Smoked salmon and dill scrambled eggs
- 1 x 95g can Safcol Premium Smoked Salmon, drained
- 6 eggs
- 1 tablespoon butter
- 1½ tablespoons sour cream
- 1 tablespoon dill, chopped
- 1 spring onion, thinly sliced
- sea salt and freshly ground black pepper
- 8 slices sourdough bread toasted
- Heat a large, flat based fry-pan over a low heat and add the butter, heat until butter is melted and beginning to froth. Break the eggs in a bowl and gently combine with a whisk until all of the yolks are broken and are combining with the whites, season eggs with a little salt and pepper.
- Keeping the pan on a very low heat, add the eggs and move around until the bottom of the fry pan is covered and let them sit until they begin to become firm underneath.

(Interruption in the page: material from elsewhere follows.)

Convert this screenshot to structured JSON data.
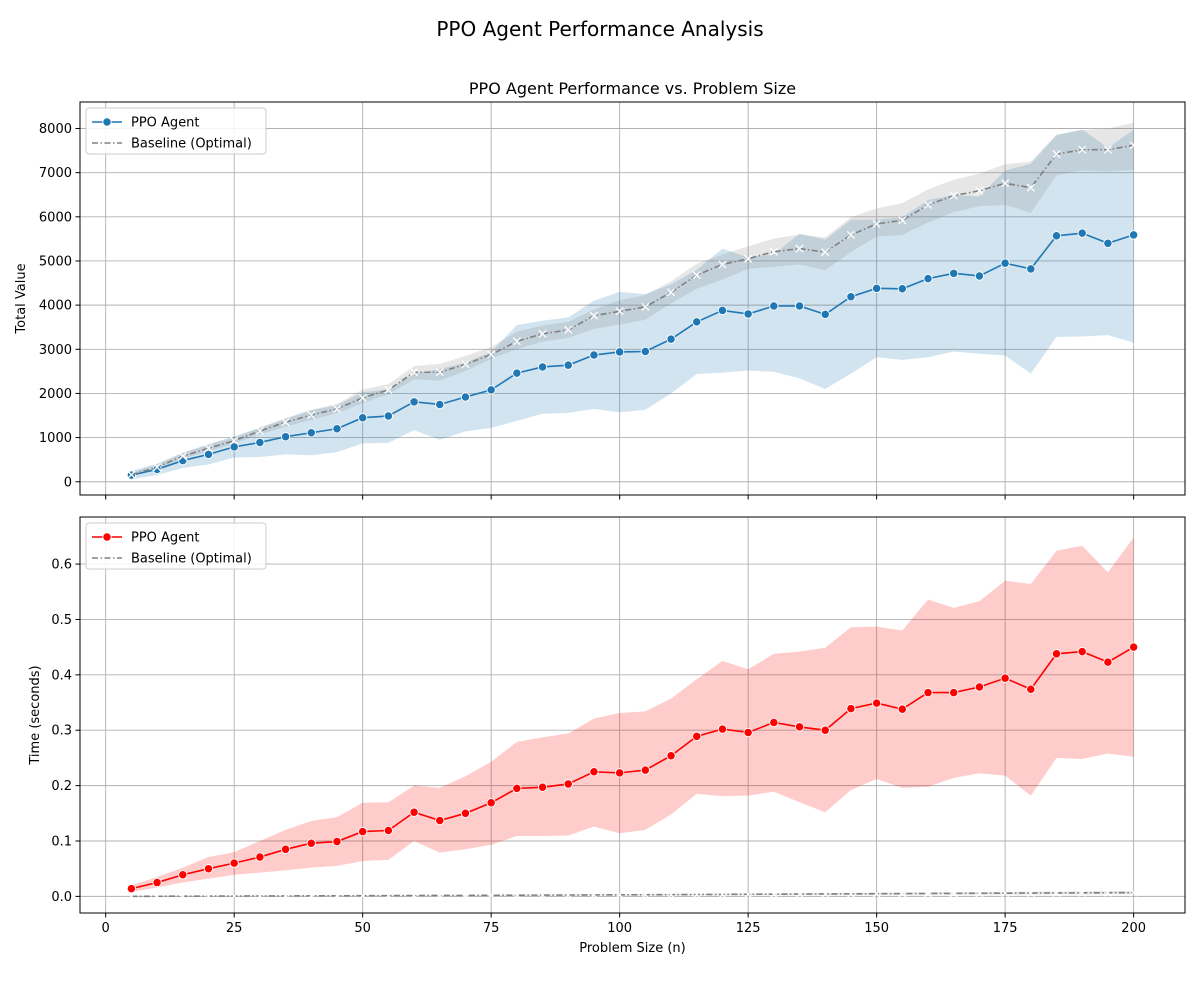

Add the Safcol smoked salmon, spring onions and dill evenly across the eggs then distribute small dollops of the sour cream over the top.
- Lift the eggs from the bottom of the pan with the spatula and chop roughly with the spatula using a lift and chop motion, so that the raw mixture hits the bottom of the pan. As soon as the eggs are just set, do a quick, rough chop with the spatula again and remove from the pan. Serve immediately with sourdough toast.